Somehow it seems likely that the Snyder/Cavill Superman, while displaying vulnerabilities and experiencing very human emotions, will fall short of reaching the level of “whiny” and “mopey” that has aroused the ire of certain ERB fans who were unhappy with Andrew Stanton’s take on John Carter.  But even if Snyder goes in that direction, the underlying character of the Man of Steel probably has more room for a touch of that than was the case with John Carter, for the reasons pointed out by Greear.

It will be interesting to see how it all plays out.

4 comments

  • Glad to hear Kryptonite is out of the picture this time. Superman is a tough character to deal with, and I agree with everyone that his prolific media status makes him far more ripe for some new layers, even ‘angsty’ ones. I love that the angle this time seem to be very much a ‘first contact’ story about the social/political implications of injecting Kal-El into 21st century Earth.

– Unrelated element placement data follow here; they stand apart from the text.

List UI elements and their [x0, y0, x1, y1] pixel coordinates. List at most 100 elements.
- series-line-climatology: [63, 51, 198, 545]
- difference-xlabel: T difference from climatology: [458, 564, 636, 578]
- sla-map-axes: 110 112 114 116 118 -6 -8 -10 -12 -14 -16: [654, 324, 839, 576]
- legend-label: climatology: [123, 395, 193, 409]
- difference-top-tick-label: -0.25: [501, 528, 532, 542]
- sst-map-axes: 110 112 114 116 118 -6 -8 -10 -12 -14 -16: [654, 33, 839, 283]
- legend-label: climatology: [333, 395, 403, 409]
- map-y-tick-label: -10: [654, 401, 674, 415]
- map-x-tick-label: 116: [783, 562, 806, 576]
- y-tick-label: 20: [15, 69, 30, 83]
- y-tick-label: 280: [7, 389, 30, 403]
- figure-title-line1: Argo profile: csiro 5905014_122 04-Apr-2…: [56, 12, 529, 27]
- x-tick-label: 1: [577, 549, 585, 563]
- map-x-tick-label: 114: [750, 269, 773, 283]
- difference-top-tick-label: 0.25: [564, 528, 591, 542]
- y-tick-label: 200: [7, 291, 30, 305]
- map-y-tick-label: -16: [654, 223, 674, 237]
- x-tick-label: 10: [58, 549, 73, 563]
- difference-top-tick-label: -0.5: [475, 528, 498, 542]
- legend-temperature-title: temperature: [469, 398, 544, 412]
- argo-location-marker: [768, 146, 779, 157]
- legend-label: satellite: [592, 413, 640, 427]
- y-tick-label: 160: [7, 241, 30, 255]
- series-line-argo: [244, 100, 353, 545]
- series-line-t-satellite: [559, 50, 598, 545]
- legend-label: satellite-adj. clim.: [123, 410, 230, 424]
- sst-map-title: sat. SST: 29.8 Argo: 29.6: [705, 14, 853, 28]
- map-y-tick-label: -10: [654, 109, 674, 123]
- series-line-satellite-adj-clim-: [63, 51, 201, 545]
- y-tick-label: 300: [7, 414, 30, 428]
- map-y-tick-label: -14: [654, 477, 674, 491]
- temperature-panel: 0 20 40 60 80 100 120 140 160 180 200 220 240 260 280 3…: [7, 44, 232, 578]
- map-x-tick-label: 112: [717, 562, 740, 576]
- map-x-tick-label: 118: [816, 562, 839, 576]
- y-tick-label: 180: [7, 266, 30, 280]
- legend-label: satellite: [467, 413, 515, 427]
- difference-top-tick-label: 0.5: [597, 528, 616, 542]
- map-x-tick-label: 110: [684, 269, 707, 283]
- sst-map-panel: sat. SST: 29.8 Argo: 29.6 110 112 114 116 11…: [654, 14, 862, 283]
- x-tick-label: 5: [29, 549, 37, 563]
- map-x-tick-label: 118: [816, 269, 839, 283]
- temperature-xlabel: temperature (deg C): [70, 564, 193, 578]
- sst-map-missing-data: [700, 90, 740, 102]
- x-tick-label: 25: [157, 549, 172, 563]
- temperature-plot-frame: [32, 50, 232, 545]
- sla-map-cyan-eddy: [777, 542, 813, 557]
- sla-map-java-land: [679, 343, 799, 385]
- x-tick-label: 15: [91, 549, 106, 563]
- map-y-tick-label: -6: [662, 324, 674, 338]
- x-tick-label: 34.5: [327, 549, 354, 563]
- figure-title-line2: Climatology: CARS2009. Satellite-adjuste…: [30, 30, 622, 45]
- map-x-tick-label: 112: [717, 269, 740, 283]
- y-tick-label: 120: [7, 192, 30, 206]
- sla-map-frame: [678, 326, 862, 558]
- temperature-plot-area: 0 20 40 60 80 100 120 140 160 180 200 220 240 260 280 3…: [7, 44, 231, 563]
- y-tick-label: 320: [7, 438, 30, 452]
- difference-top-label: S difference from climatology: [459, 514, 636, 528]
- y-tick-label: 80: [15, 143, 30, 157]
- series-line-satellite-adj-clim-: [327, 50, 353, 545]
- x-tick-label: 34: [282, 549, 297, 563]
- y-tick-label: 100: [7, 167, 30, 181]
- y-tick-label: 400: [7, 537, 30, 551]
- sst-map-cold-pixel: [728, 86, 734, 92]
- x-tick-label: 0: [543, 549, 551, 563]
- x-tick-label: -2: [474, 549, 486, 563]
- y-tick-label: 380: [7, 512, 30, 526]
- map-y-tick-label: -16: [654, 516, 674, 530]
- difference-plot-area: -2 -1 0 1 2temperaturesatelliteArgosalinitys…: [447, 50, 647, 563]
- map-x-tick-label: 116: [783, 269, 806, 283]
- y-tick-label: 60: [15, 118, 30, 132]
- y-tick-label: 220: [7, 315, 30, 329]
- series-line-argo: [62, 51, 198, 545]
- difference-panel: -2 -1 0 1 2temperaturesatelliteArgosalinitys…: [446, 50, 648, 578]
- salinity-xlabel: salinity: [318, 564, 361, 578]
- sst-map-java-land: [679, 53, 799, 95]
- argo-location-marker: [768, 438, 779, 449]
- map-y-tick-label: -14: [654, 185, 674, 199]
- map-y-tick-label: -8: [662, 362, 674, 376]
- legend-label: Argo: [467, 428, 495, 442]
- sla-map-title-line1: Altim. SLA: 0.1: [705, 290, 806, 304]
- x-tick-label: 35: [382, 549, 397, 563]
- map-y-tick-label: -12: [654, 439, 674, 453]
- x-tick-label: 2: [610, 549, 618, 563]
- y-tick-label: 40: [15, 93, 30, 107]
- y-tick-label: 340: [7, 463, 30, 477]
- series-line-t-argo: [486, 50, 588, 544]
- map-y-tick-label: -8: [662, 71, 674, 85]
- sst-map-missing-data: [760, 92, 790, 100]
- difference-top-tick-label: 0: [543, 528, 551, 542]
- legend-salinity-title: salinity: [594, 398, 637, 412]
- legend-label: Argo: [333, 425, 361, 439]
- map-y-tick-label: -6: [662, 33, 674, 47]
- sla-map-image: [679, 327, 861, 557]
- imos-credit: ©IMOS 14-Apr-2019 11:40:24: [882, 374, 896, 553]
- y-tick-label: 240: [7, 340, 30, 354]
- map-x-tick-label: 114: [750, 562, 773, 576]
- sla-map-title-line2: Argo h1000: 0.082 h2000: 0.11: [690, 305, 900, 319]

    Zack Snyder has a history of passion for fidelity to his source material (even when it’s misguided, as in Watchmen), and I for one cannot wait to see his take on the man of steel. On that note, I find it impossible to watch Michael Fassbender’s leaping, battle-grinning performance in 300 and not imagine a magnificent John Carter.

  • As far as I can tell with Man of Steel it does stick to the origin story of Krypton’s destruction, meaning Superman can’t go home, so there is no whining about his cave of gold. In fact the trailers indidcate its the fear of his adoptive parents that he will be taken away from them and exploited that leads to this version of Clark Kent questioning his identity or what he should do. It’s not a selfish “it’s not my problem” act like Mopey Carter.

    I do agree with Pascalahad that going too far with a “damaged” Superman you end up with peeping tom/deadbeat dad Supes that Bryan Singer so that’s what Synder and Cavill needs to avoid, otherwise it will end up like Superman Returns or John Carter. That and there is already a great version of the story-Richard Donner’s Superman-so if they do screw it up it won’t be a big issue to me. Unlike Stanton’s ego trip to Dust Bowl City.

  • The other difference is that there has been 75 years of Superman interpretations by many artists, and only half a dozen novels featuring John Carter as a main character, and all by the same writer (well, except that one novella).

    The other difference is that I already had what I consider a next to perfect adaptation with the 1978 movie! All that to say I’m not necessarily against new interpretations.

    That being said it’s odd that Hollywood constantly tries to reinvent the wheel with those classic heroes. In Superman Returns Bryan Singer transformed him in a creepy “Peeping Tom” character (and oh, so mopey!). In no interpretation I can recall Clark Kent’s parents transmitting to him the fear of human beings (other than in Red Son, a very, very special case). I can see why he would have to create the Superman persona, to be able to otherwise live the life of a human, as Clark Kent. But out of fear? What would he have to fear anyway??

    So far that’s no indication that the movie will be good or not, but it’s not encouraging.

    As a side note, I hate the texture of the costume and the toned down colors. 🙂

  • What Hollywood needs is a couple of HEROES! John Carter was and is a good movie, my favorite of 2012. I believe it would have been a great movie had the producers left John Carter’s character alone and gave the audience what it really wants and needs, a good old fashioned HERO!